Jüdische Vergangenheit im katholischen Kloster
St. Ottilien diente vor 70 Jahren als Krankenhaus für über 5000 ehemalige KZ-Häftlinge aus Osteuropa. Mit einer Ausstellung aus jüdischer Perspektive wird nun an diese Zeit zwischen 1945 und 1948 erinnert. Die Eröffnung ist am Sonntag
St. Ottilien Jüdische Kinder und Glockenklang hätten ihn empfangen, schrieb der jiddische Dichter Leivick Halpern über seine Ankunft in St. Ottilien im Frühling 1946. Tatsächlich war das Kloster der Missionsbenediktiner im Nachbar-Landkreis Landsberg zwischen 1945 und 1948 eine unfreiwillige Station für über 5000 jüdische Überlebende aus Osteuropa. Hinter ihnen lag das Grauen der Schoah, vor ihnen eine ungewisse Zukunft. St. Ottilien, idyllisch gelegen, medizinisch gut aufgestellt und durch die eigene Landwirtschaft ausreichend versorgt, wurde für sie zu einem Ort der Genesung und Erholung, aber auch des Wartens und Hoffens. Diese bisher wenig thematisierte Facette der Klostergeschichte wird unter dem Ausstellungstitel „Sankt Ottilien – das Benediktinerkloster und seine jüdische Geschichte 1945– 48“ab Sonntag, 10. Juni, an in unterschiedlichen Projekten beleuchtet.

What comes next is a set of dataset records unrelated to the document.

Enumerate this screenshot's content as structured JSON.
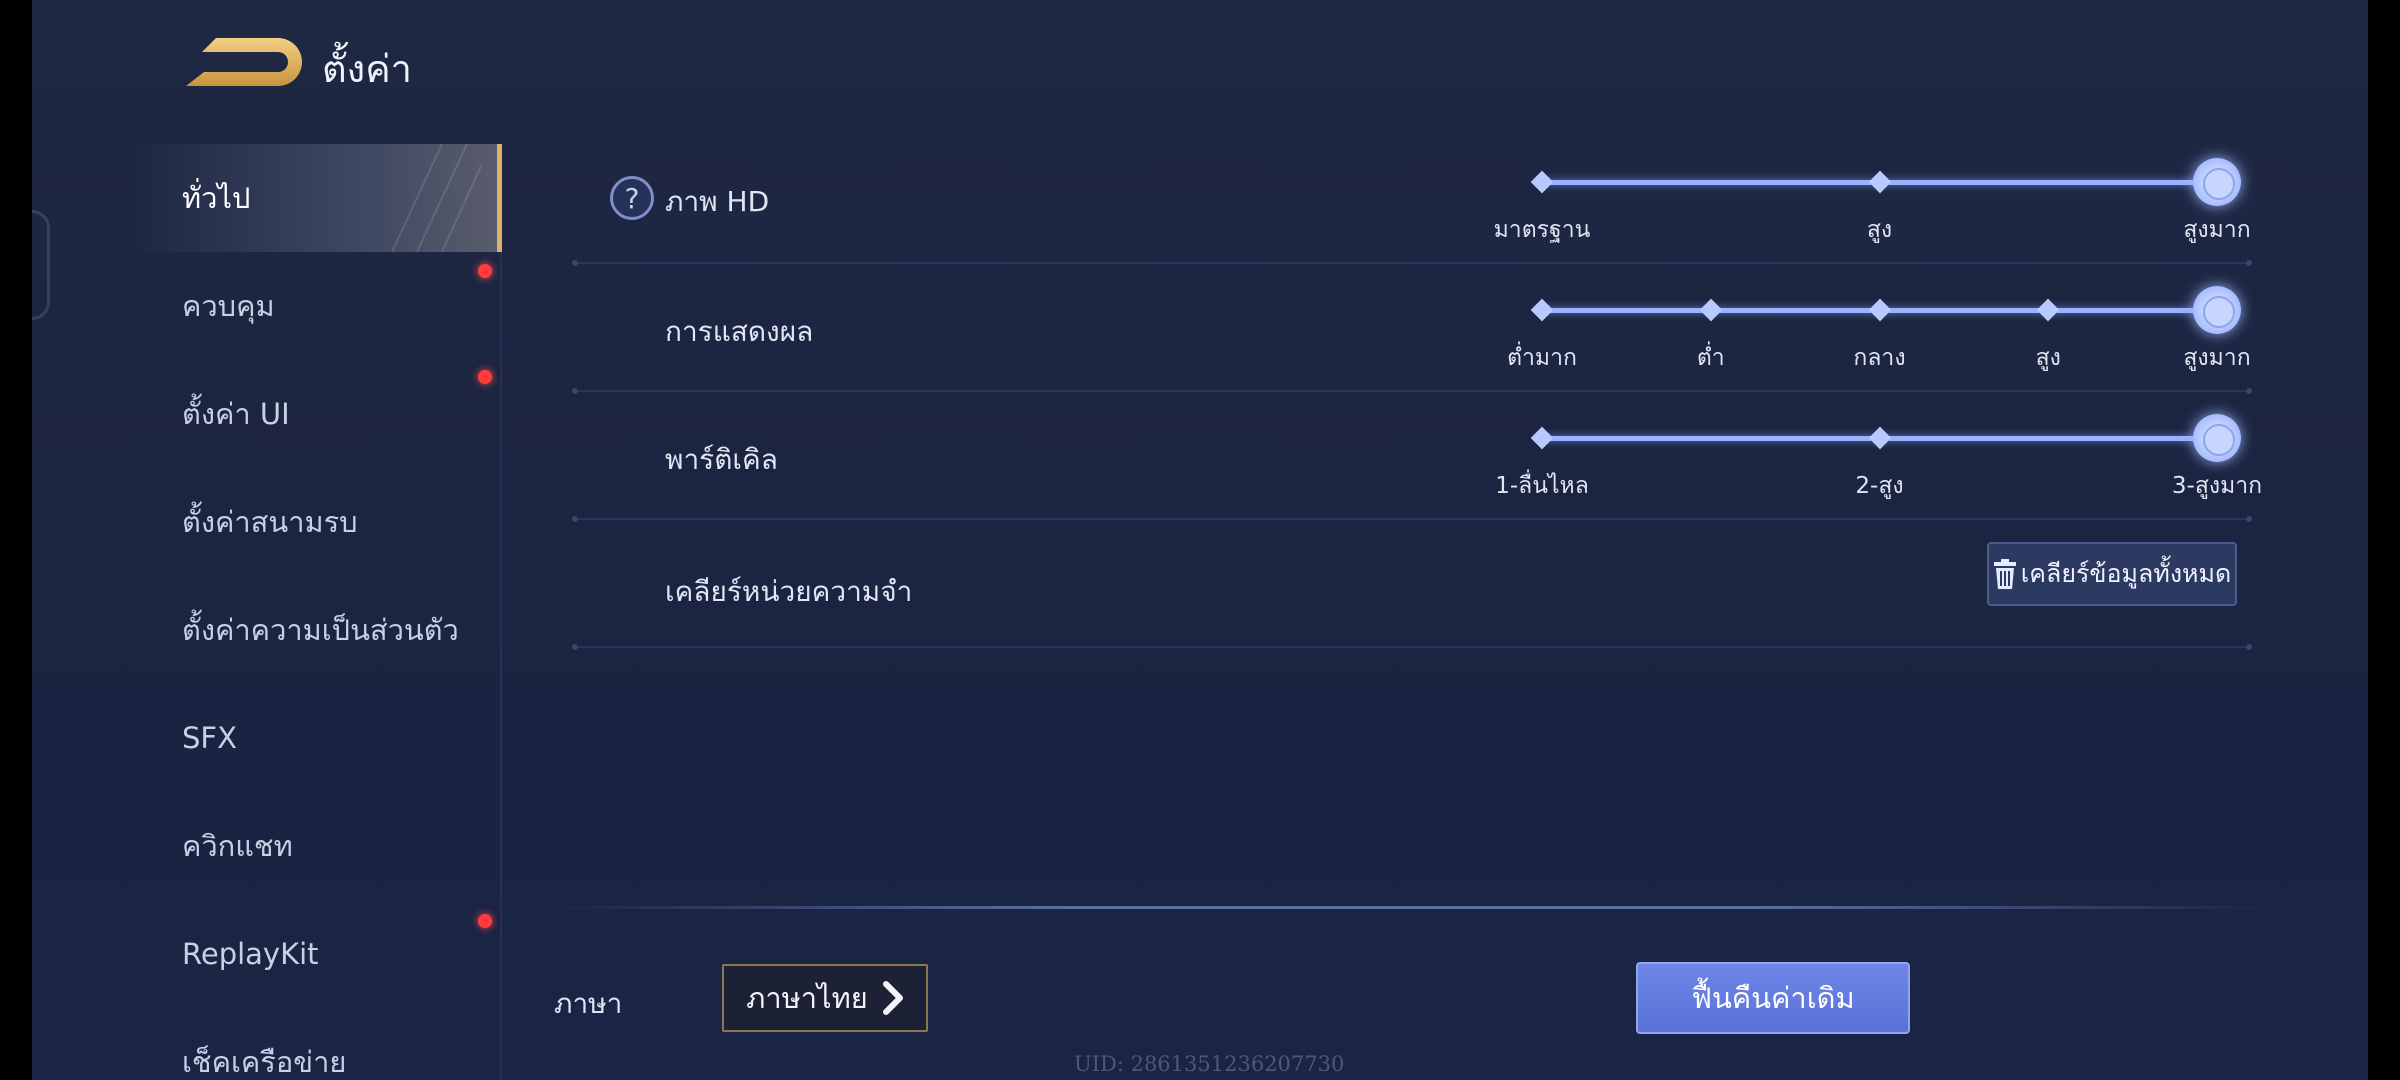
{
  "header": {
    "title": "ตั้งค่า"
  },
  "sidebar": {
    "items": [
      {
        "label": "ทั่วไป"
      },
      {
        "label": "ควบคุม"
      },
      {
        "label": "ตั้งค่า UI"
      },
      {
        "label": "ตั้งค่าสนามรบ"
      },
      {
        "label": "ตั้งค่าความเป็นส่วนตัว"
      },
      {
        "label": "SFX"
      },
      {
        "label": "ควิกแชท"
      },
      {
        "label": "ReplayKit"
      },
      {
        "label": "เช็คเครือข่าย"
      }
    ],
    "active_index": 0,
    "notification_items": [
      1,
      2,
      7
    ]
  },
  "settings": {
    "hd": {
      "label": "ภาพ HD",
      "options": [
        "มาตรฐาน",
        "สูง",
        "สูงมาก"
      ],
      "selected_index": 2
    },
    "display": {
      "label": "การแสดงผล",
      "options": [
        "ต่ำมาก",
        "ต่ำ",
        "กลาง",
        "สูง",
        "สูงมาก"
      ],
      "selected_index": 4
    },
    "particle": {
      "label": "พาร์ติเคิล",
      "options": [
        "1-ลื่นไหล",
        "2-สูง",
        "3-สูงมาก"
      ],
      "selected_index": 2
    },
    "memory": {
      "label": "เคลียร์หน่วยความจำ",
      "button_label": "เคลียร์ข้อมูลทั้งหมด"
    }
  },
  "footer": {
    "language_label": "ภาษา",
    "language_value": "ภาษาไทย",
    "reset_label": "ฟื้นคืนค่าเดิม",
    "uid": "UID: 2861351236207730"
  },
  "colors": {
    "accent_gold": "#d9b26b",
    "slider_blue": "#9bb2ff",
    "notification_red": "#ff3b3b",
    "reset_blue": "#6f86e8"
  },
  "icons": {
    "back": "back-arrow-icon",
    "help": "question-mark-icon",
    "trash": "trash-icon",
    "next": "chevron-right-icon"
  }
}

Auf die jüdischen Überlebenden, die sogenannten Displaced Persons (DP), treffen Ärzte und deutsches Pflegepersonal, allmählich aus Krieg und Vertreibung zurückkehrende Mönche, auch Nonnen und amerikanische Militärs. Spuren dieses interkulturellen Miteinanders, das Zusammentreffen der Religionen, sind der besondere Reiz, den der Fotograf Benyamin Reich 70 Jahre danach aufzuspüren versucht.

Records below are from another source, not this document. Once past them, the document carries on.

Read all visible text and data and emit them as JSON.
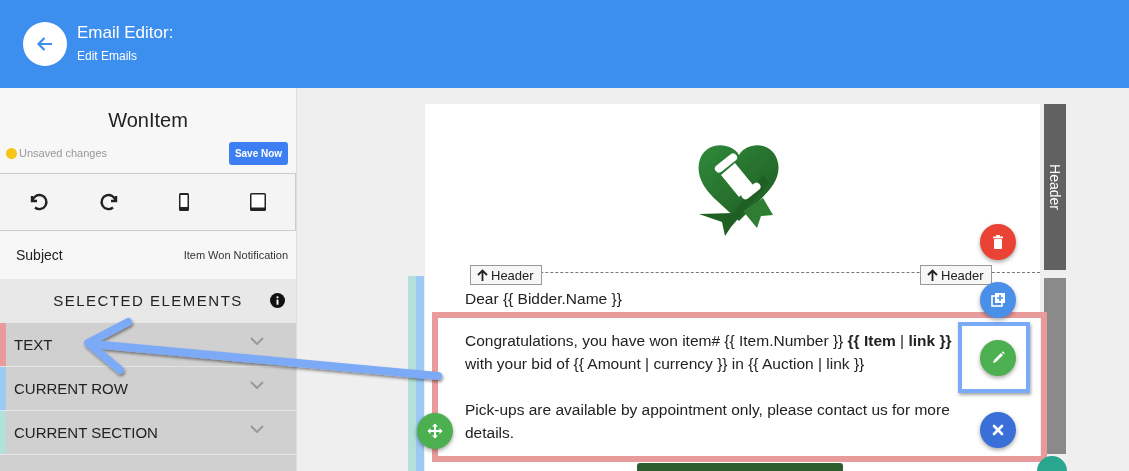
{
  "header": {
    "title": "Email Editor:",
    "subtitle": "Edit Emails"
  },
  "sidebar": {
    "template_name": "WonItem",
    "status": {
      "text": "Unsaved changes",
      "saved": false
    },
    "save_button": "Save Now",
    "toolbar": [
      {
        "kind": "undo"
      },
      {
        "kind": "redo"
      },
      {
        "kind": "phone"
      },
      {
        "kind": "tablet"
      }
    ],
    "subject": {
      "label": "Subject",
      "value": "Item Won Notification"
    },
    "selected_elements": {
      "title": "SELECTED ELEMENTS",
      "items": [
        {
          "label": "TEXT",
          "color": "#e99a9a"
        },
        {
          "label": "CURRENT ROW",
          "color": "#9ccaf5"
        },
        {
          "label": "CURRENT SECTION",
          "color": "#b3e0db"
        }
      ]
    }
  },
  "email": {
    "section_tab": "Header",
    "header_tags": [
      "Header",
      "Header"
    ],
    "greeting": "Dear {{ Bidder.Name }}",
    "paragraphs": [
      "Congratulations, you have won item# {{ Item.Number }} **{{ Item** | **link }}** with your bid of {{ Amount | currency }} in {{ Auction | link }}",
      "Pick-ups are available by appointment only, please contact us for more details."
    ],
    "actions": [
      {
        "kind": "delete"
      },
      {
        "kind": "duplicate"
      },
      {
        "kind": "edit"
      },
      {
        "kind": "close"
      },
      {
        "kind": "move"
      }
    ]
  }
}
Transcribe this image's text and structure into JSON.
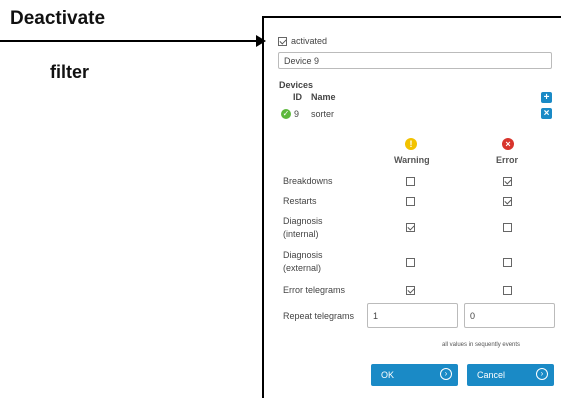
{
  "callout": {
    "title": "Deactivate",
    "subtitle": "filter"
  },
  "activated": {
    "label": "activated",
    "checked": true
  },
  "device_name": "Device 9",
  "devices": {
    "heading": "Devices",
    "col_id": "ID",
    "col_name": "Name",
    "rows": [
      {
        "id": "9",
        "name": "sorter",
        "status": "ok"
      }
    ],
    "add_icon": "plus-icon",
    "remove_icon": "close-icon"
  },
  "columns": {
    "warning": "Warning",
    "error": "Error"
  },
  "rows": [
    {
      "label": "Breakdowns",
      "label2": "",
      "warning": false,
      "error": true
    },
    {
      "label": "Restarts",
      "label2": "",
      "warning": false,
      "error": true
    },
    {
      "label": "Diagnosis",
      "label2": "(internal)",
      "warning": true,
      "error": false
    },
    {
      "label": "Diagnosis",
      "label2": "(external)",
      "warning": false,
      "error": false
    },
    {
      "label": "Error telegrams",
      "label2": "",
      "warning": true,
      "error": false
    }
  ],
  "repeat": {
    "label": "Repeat telegrams",
    "warning_value": "1",
    "error_value": "0"
  },
  "note": "all values in sequently events",
  "buttons": {
    "ok": "OK",
    "cancel": "Cancel"
  },
  "colors": {
    "accent": "#1a8ac6",
    "warning": "#f2c200",
    "error": "#d8342c",
    "ok": "#5cb83c"
  }
}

Den Anstoß zur Erforschung gab Benediktinerpater Cyrill Schäfer. Sensibilisiert wurde er für das Thema, weil immer mal wieder jüdische Überlebende aus den USA zu Besuch ins Kloster St. Ottilien kommen, um ihren Nachfahren zu zeigen, wo sie geboren sind. „Die Zeit als DP-Hospital war vielleicht eine der wichtigsten in der Geschichte des Klosters, denn es hat Menschen eine Zuflucht aus der Hölle geboten“, zeigt sich Pater Cyrill überzeugt. Die Abtei habe diese Vergangenheit lange ignoriert.

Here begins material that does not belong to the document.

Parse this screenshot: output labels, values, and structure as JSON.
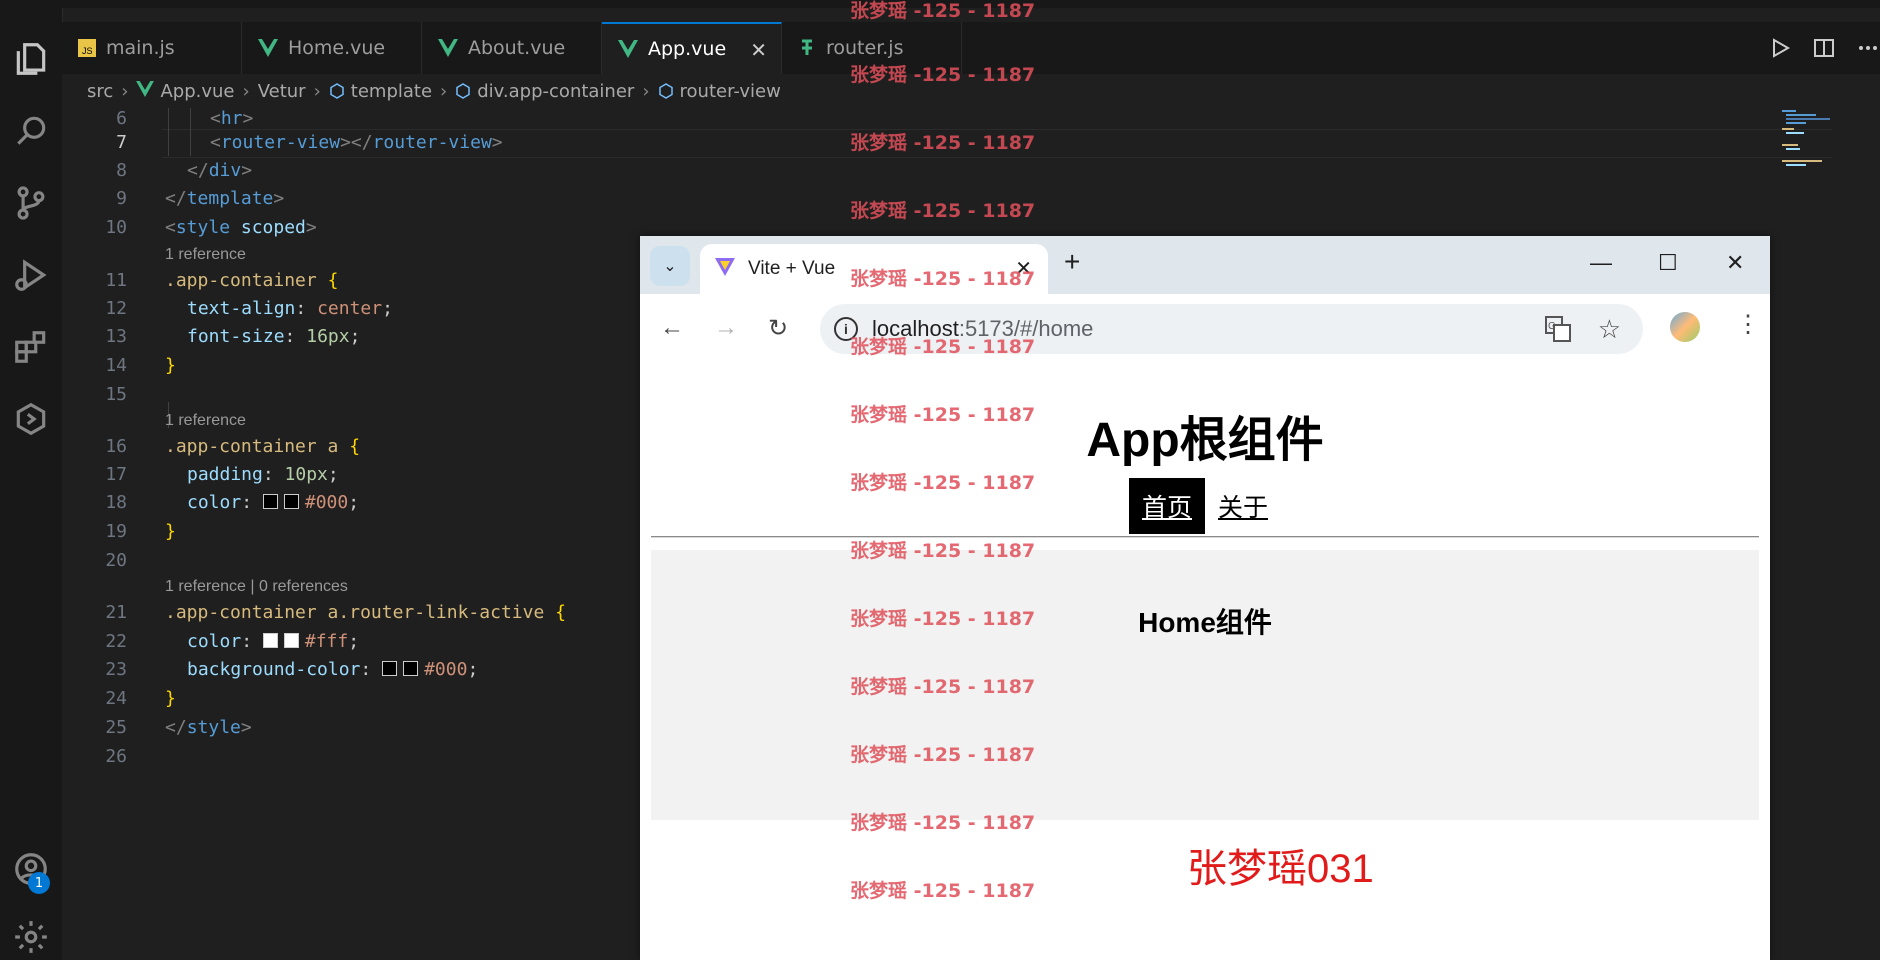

Zu ihrer Erforschung holte der Benediktinerpater die Abteilung für Jüdische Geschichte und Kultur am Historischen Seminar der Ludwig-Maximilians-Universität und das Team des Jüdischen Museums München mit ins Boot. „Es gibt viel Forschungsbedarf, und die meisten Quellen sind auf Jiddisch“, sagt Evita Wiecki, Lektorin für Jiddisch an der LMU München. Die Geschichte der Displaced Persons ist auch ein konzeptioneller Schwerpunkt des 2007 in München eröffneten jüdischen Museums, wie Kuratorin Jutta Fleckenstein betonte.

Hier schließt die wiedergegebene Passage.